KPMG hit with £250m lawsuit over botched audits of collapsed construction giant Carillion

KPMG faces a £250million lawsuit over its botched audits of collapsed construction giant Carillion.

The Big Four accountant gave the firm a clean bill of health just months before it crumpled, leaving debts of £7billion and thousands jobless in one of Britain’s biggest corporate disasters, prompting claims by MPs that auditors and consultants ‘feasted’ on Carillion.

Now, KPMG will be forced to defend itself in the High Court after litigation funders Litigation Capital Management said it was poised to bring forward a big damages claim with the Official Receiver, which is winding up Carillion.

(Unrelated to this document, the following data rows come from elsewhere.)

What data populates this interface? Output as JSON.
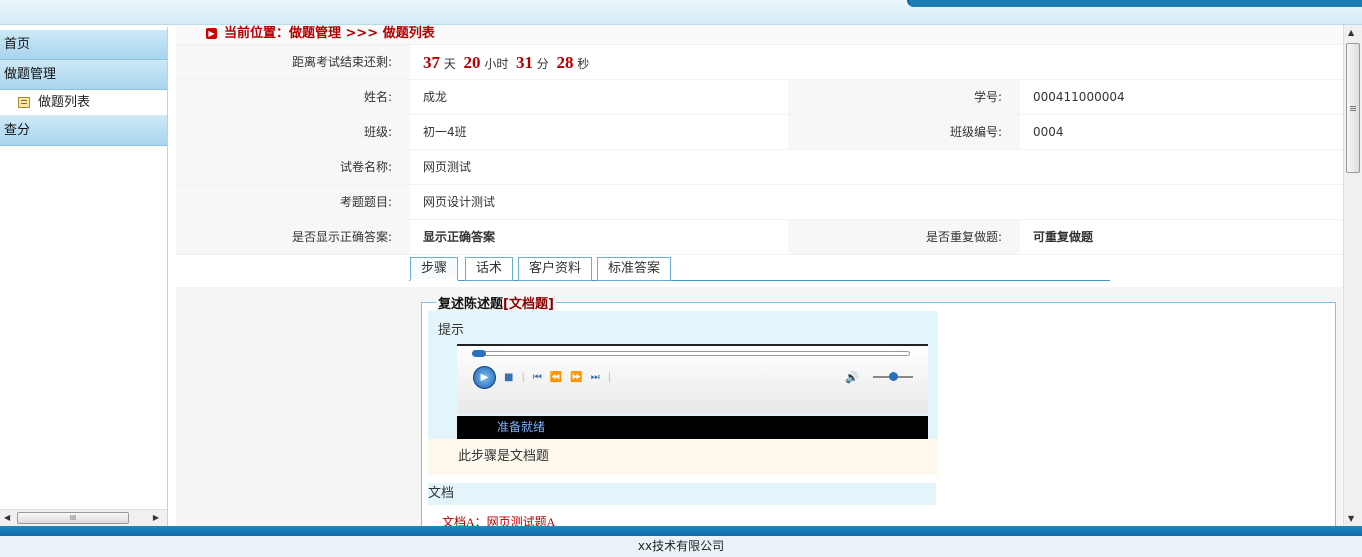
{
  "sidebar": {
    "items": [
      {
        "label": "首页"
      },
      {
        "label": "做题管理"
      },
      {
        "label": "做题列表"
      },
      {
        "label": "查分"
      }
    ],
    "scroll_grip": "III"
  },
  "breadcrumb": "当前位置：做题管理 >>> 做题列表",
  "countdown": {
    "label": "距离考试结束还剩:",
    "days": "37",
    "days_unit": "天",
    "hours": "20",
    "hours_unit": "小时",
    "minutes": "31",
    "minutes_unit": "分",
    "seconds": "28",
    "seconds_unit": "秒"
  },
  "info": {
    "name_label": "姓名:",
    "name": "成龙",
    "student_no_label": "学号:",
    "student_no": "000411000004",
    "class_label": "班级:",
    "class": "初一4班",
    "class_no_label": "班级编号:",
    "class_no": "0004",
    "paper_label": "试卷名称:",
    "paper": "网页测试",
    "topic_label": "考题题目:",
    "topic": "网页设计测试",
    "show_answer_label": "是否显示正确答案:",
    "show_answer": "显示正确答案",
    "repeat_label": "是否重复做题:",
    "repeat": "可重复做题"
  },
  "tabs": [
    {
      "label": "步骤"
    },
    {
      "label": "话术"
    },
    {
      "label": "客户资料"
    },
    {
      "label": "标准答案"
    }
  ],
  "question": {
    "legend": "复述陈述题",
    "legend_type": "[文档题]",
    "hint_label": "提示",
    "player_status": "准备就绪",
    "step_note": "此步骤是文档题",
    "doc_label": "文档",
    "doc_item": "文档A：网页测试题A"
  },
  "footer": "xx技术有限公司"
}
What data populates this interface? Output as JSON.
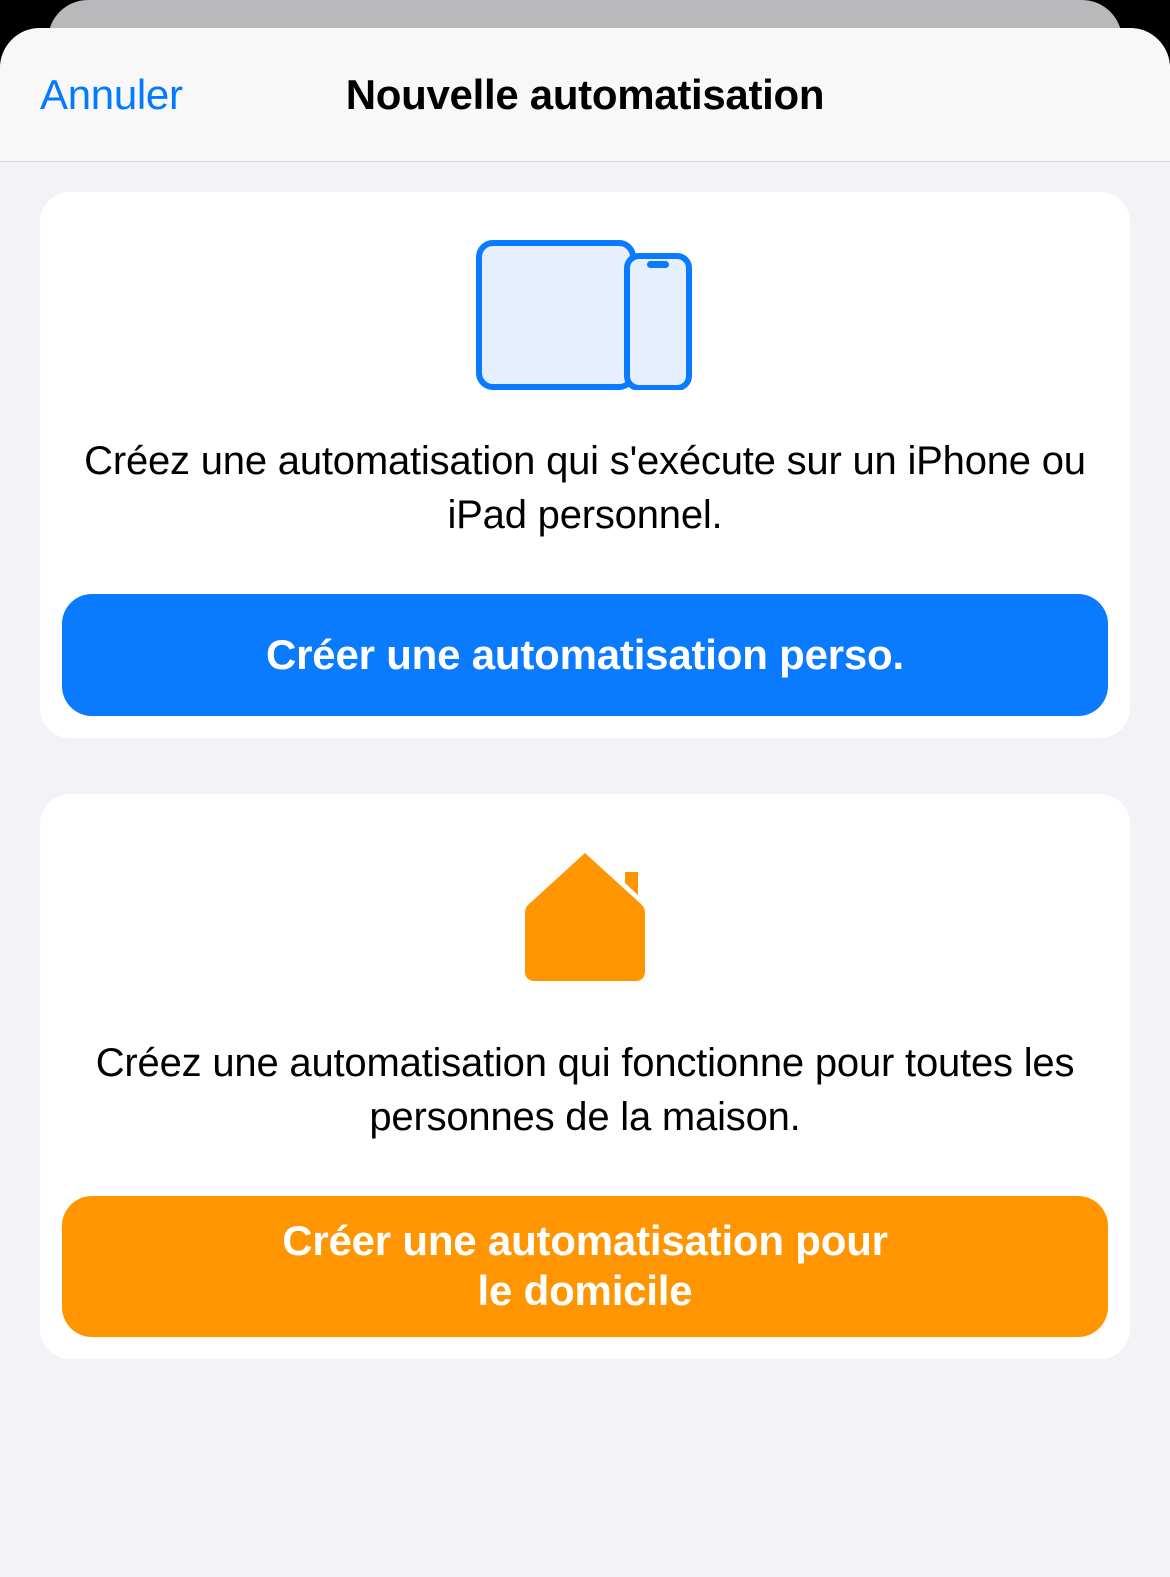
{
  "nav": {
    "cancel": "Annuler",
    "title": "Nouvelle automatisation"
  },
  "personal": {
    "icon": "devices-icon",
    "description": "Créez une automatisation qui s'exécute sur un iPhone ou iPad personnel.",
    "button": "Créer une automatisation perso."
  },
  "home": {
    "icon": "home-icon",
    "description": "Créez une automatisation qui fonctionne pour toutes les personnes de la maison.",
    "button": "Créer une automatisation pour\nle domicile"
  },
  "colors": {
    "accent_blue": "#0a7aff",
    "accent_orange": "#ff9500",
    "device_fill": "#e5efff"
  }
}
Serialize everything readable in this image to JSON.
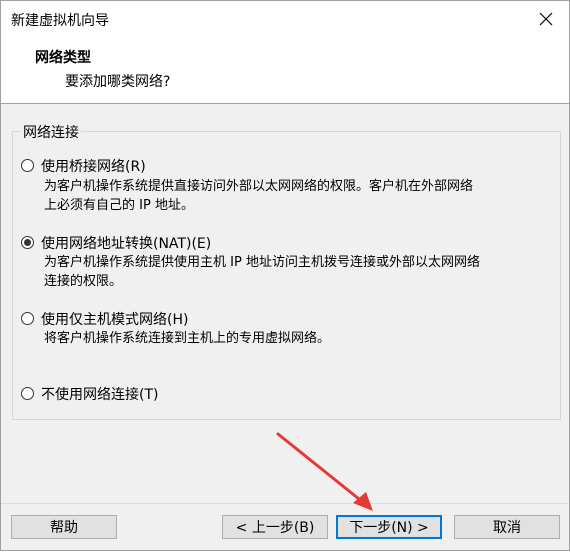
{
  "window": {
    "title": "新建虚拟机向导"
  },
  "header": {
    "title": "网络类型",
    "subtitle": "要添加哪类网络?"
  },
  "group": {
    "legend": "网络连接"
  },
  "options": [
    {
      "label": "使用桥接网络(R)",
      "checked": false,
      "desc_lines": [
        "为客户机操作系统提供直接访问外部以太网网络的权限。客户机在外部网络",
        "上必须有自己的 IP 地址。"
      ]
    },
    {
      "label": "使用网络地址转换(NAT)(E)",
      "checked": true,
      "desc_lines": [
        "为客户机操作系统提供使用主机 IP 地址访问主机拨号连接或外部以太网网络",
        "连接的权限。"
      ]
    },
    {
      "label": "使用仅主机模式网络(H)",
      "checked": false,
      "desc_lines": [
        "将客户机操作系统连接到主机上的专用虚拟网络。"
      ]
    },
    {
      "label": "不使用网络连接(T)",
      "checked": false,
      "desc_lines": []
    }
  ],
  "buttons": {
    "help": "帮助",
    "back": "< 上一步(B)",
    "next": "下一步(N) >",
    "cancel": "取消"
  },
  "colors": {
    "window_bg": "#f0f0f0",
    "focus_border": "#0078d7",
    "annotation_arrow": "#e53935"
  }
}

Damages claim: Big Four accountant KPMG gave Carillion a clean bill of health just months before the construction firm crumpled, leaving debts of £7bn

They will argue KPMG’s failure to sound the alarm about Carillion’s parlous finances was negligent. 

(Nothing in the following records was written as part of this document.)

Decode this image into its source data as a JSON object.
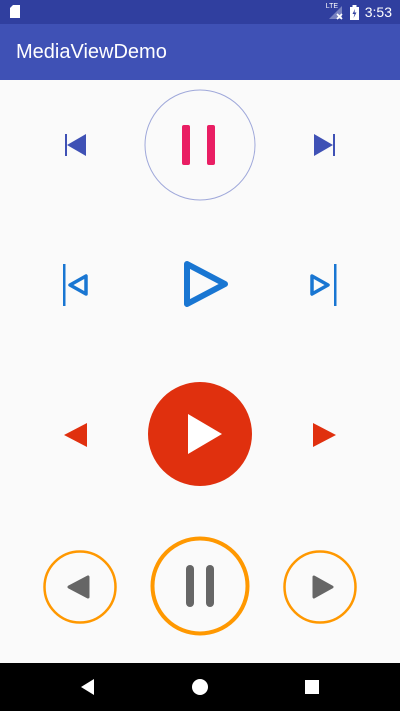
{
  "status_bar": {
    "time": "3:53",
    "network_label": "LTE",
    "icons": [
      "sd-card-icon",
      "lte-signal-icon",
      "battery-icon"
    ]
  },
  "app_bar": {
    "title": "MediaViewDemo"
  },
  "colors": {
    "status_bar": "#303f9f",
    "app_bar": "#3f51b5",
    "row1_arrows": "#3f51b5",
    "row1_pause": "#e91e63",
    "row1_ring": "#9fa8da",
    "row2_blue": "#1976d2",
    "row3_red": "#e0300e",
    "row4_ring": "#ff9800",
    "row4_icon": "#666666",
    "background": "#fafafa",
    "nav_bar": "#000000"
  },
  "players": [
    {
      "style": "flat-with-ring",
      "state": "playing",
      "controls": [
        "previous",
        "pause",
        "next"
      ]
    },
    {
      "style": "outline",
      "state": "paused",
      "controls": [
        "previous",
        "play",
        "next"
      ]
    },
    {
      "style": "filled-circle",
      "state": "paused",
      "controls": [
        "previous",
        "play",
        "next"
      ]
    },
    {
      "style": "ringed-buttons",
      "state": "playing",
      "controls": [
        "previous",
        "pause",
        "next"
      ]
    }
  ],
  "nav": {
    "icons": [
      "back-icon",
      "home-icon",
      "recents-icon"
    ]
  }
}
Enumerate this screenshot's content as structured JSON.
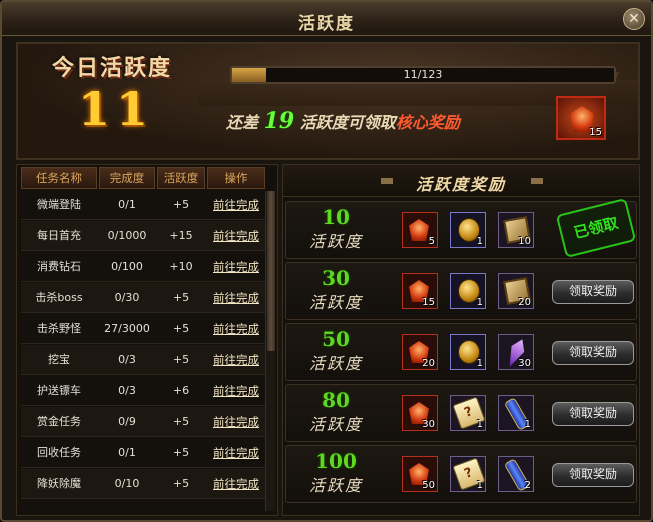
{
  "window": {
    "title": "活跃度",
    "close_icon": "close-icon"
  },
  "banner": {
    "today_label": "今日活跃度",
    "today_value": "11",
    "progress_text": "11/123",
    "progress_fraction": 0.089,
    "need_prefix": "还差",
    "need_value": "19",
    "need_middle": "活跃度可领取",
    "need_core": "核心奖励",
    "core_item_qty": "15"
  },
  "tasks": {
    "headers": [
      "任务名称",
      "完成度",
      "活跃度",
      "操作"
    ],
    "rows": [
      {
        "name": "微端登陆",
        "progress": "0/1",
        "points": "+5",
        "action": "前往完成"
      },
      {
        "name": "每日首充",
        "progress": "0/1000",
        "points": "+15",
        "action": "前往完成"
      },
      {
        "name": "消费钻石",
        "progress": "0/100",
        "points": "+10",
        "action": "前往完成"
      },
      {
        "name": "击杀boss",
        "progress": "0/30",
        "points": "+5",
        "action": "前往完成"
      },
      {
        "name": "击杀野怪",
        "progress": "27/3000",
        "points": "+5",
        "action": "前往完成"
      },
      {
        "name": "挖宝",
        "progress": "0/3",
        "points": "+5",
        "action": "前往完成"
      },
      {
        "name": "护送镖车",
        "progress": "0/3",
        "points": "+6",
        "action": "前往完成"
      },
      {
        "name": "赏金任务",
        "progress": "0/9",
        "points": "+5",
        "action": "前往完成"
      },
      {
        "name": "回收任务",
        "progress": "0/1",
        "points": "+5",
        "action": "前往完成"
      },
      {
        "name": "降妖除魔",
        "progress": "0/10",
        "points": "+5",
        "action": "前往完成"
      }
    ]
  },
  "rewards": {
    "title": "活跃度奖励",
    "level_label": "活跃度",
    "claimed_label": "已领取",
    "claim_label": "领取奖励",
    "tiers": [
      {
        "level": "10",
        "items": [
          {
            "icon": "red-gem-icon",
            "qty": "5"
          },
          {
            "icon": "gold-coin-icon",
            "qty": "1"
          },
          {
            "icon": "skill-book-icon",
            "qty": "10"
          }
        ],
        "claimed": true
      },
      {
        "level": "30",
        "items": [
          {
            "icon": "red-gem-icon",
            "qty": "15"
          },
          {
            "icon": "gold-coin-icon",
            "qty": "1"
          },
          {
            "icon": "skill-book-icon",
            "qty": "20"
          }
        ],
        "claimed": false
      },
      {
        "level": "50",
        "items": [
          {
            "icon": "red-gem-icon",
            "qty": "20"
          },
          {
            "icon": "gold-coin-icon",
            "qty": "1"
          },
          {
            "icon": "purple-crystal-icon",
            "qty": "30"
          }
        ],
        "claimed": false
      },
      {
        "level": "80",
        "items": [
          {
            "icon": "red-gem-icon",
            "qty": "30"
          },
          {
            "icon": "mystery-scroll-icon",
            "qty": "1"
          },
          {
            "icon": "blue-scroll-icon",
            "qty": "1"
          }
        ],
        "claimed": false
      },
      {
        "level": "100",
        "items": [
          {
            "icon": "red-gem-icon",
            "qty": "50"
          },
          {
            "icon": "mystery-scroll-icon",
            "qty": "1"
          },
          {
            "icon": "blue-scroll-icon",
            "qty": "2"
          }
        ],
        "claimed": false
      }
    ]
  }
}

The Receiver has claimed KPMG’s unqualified audits gave directors the confidence to go ahead with £250million of payments in dividends and consultancy fees in the two years before Carillion collapsed in January 2018.

The failure triggered calls for tough reforms of the audit sector.

 MPs accused KPMG of being ‘complicit’ in directors’ ‘increasingly fantastical figures’, and failing to be sceptical enough during its 19 years working for the company.

Along with Big Four rivals Deloitte, EY and PwC, KPMG was accused of ‘feasting on what was soon to become a carcass’ after doing work worth £72million for Carillion.

 KPMG audits of Carillion are also being probed by the Financial Reporting Council.